1. Field
The present disclosure relates to a fuel cell stack.
2. Description of the Related Art
For example, a solid polymer electrolyte fuel cell includes a membrane electrode assembly (MEA), in which an anode electrode is disposed on one side of an electrolyte membrane and a cathode electrode is disposed on the other side of the electrolyte membrane. The electrolyte membrane is made from a solid polymer ion-exchange membrane. The MEA and a pair of separators, sandwiching the MEA therebetween, constitute a power generation cell. Typically, a predetermined number of such power generation cells are stacked and used, for example, as a vehicle fuel cell stack, which is mounted in a fuel cell vehicle (fuel cell electric automobile or the like).
In a fuel cell, a fuel gas channel for supplying a fuel gas to the anode electrode and an oxidant gas channel for supplying an oxidant gas to the cathode electrode are formed on surfaces of the separators.
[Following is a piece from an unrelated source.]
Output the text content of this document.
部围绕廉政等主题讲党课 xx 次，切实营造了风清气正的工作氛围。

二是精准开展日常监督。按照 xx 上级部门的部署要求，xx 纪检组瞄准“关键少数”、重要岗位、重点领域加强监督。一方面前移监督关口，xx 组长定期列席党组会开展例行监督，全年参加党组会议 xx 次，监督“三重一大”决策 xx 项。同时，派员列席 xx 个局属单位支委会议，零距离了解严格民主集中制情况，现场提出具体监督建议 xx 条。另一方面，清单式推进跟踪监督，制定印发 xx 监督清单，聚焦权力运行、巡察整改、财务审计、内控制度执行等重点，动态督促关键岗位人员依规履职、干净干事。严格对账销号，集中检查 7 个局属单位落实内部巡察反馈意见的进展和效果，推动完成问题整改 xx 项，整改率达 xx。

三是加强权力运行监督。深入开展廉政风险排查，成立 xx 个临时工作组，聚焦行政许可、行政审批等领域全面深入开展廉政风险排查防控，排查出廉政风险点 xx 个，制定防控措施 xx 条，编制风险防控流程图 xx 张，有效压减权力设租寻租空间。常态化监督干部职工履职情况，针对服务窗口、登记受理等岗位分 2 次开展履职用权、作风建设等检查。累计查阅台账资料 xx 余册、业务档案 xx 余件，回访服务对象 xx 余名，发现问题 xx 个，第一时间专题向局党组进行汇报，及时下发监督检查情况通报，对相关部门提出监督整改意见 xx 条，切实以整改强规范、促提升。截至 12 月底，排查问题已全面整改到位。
A coolant channel, through which a coolant flows, is formed between adjacent separators so as to extend in the in-plane direction of the separators.
Some fuel cells have a so-called internal manifold structure, in which a fuel gas manifold, through which a fuel gas flows, an oxidant gas manifold, through which an oxidant gas flows, and a coolant manifold, through which a coolant flows, extend through the fuel cells in the stacking direction. The fuel gas manifold has a fuel gas inlet manifold and a fuel gas outlet manifold, the oxidant gas manifold has an oxidant gas inlet manifold and an oxidant gas outlet manifold, and the coolant manifold has a coolant inlet manifold and a coolant outlet manifold.
In the aforementioned fuel cell stack, a fluid manifold member is disposed on at least one of the end plates. The fluid manifold member is connected to the fuel gas manifold, the oxidant gas manifold, or the coolant manifold, and serves to supply or discharge a fluid (a fuel gas, an oxidant gas, or a coolant). A liquid supply pipe or a liquid discharge pipe is connected to the fluid manifold member. The fluid manifold member is typically made of a resin. Therefore, there is a problem in that, for example, if an external load is applied to the fuel cell stack, the fluid manifold member is likely to become damaged due to a stress generated in the fluid manifold member.
For example, Japanese Unexamined Patent Application Publication No. 2011-065869 discloses a fuel cell stack for solving the problem. The fuel cell stack has a pipe connection structure for connecting a fluid manifold to an external pipe. The pipe connection structure is disposed on at least one of end plates and includes a resin manifold member (fluid manifold member) connected to the fluid manifold and a pipe connection portion, which is formed on the resin manifold member and to which the external pipe is connected.
A breakable portion, which becomes broken first when a load is applied from the outside, is formed between the resin manifold member and the pipe connection portion so as to be located below an electric power output terminal, which protrudes from the end plate.
Thus, it is possible to cause the resin manifold member to be broken at a desired position without fail when a load is applied from the outside, and it is possible to reduce the probability that the electric power output terminal becomes covered with a liquid.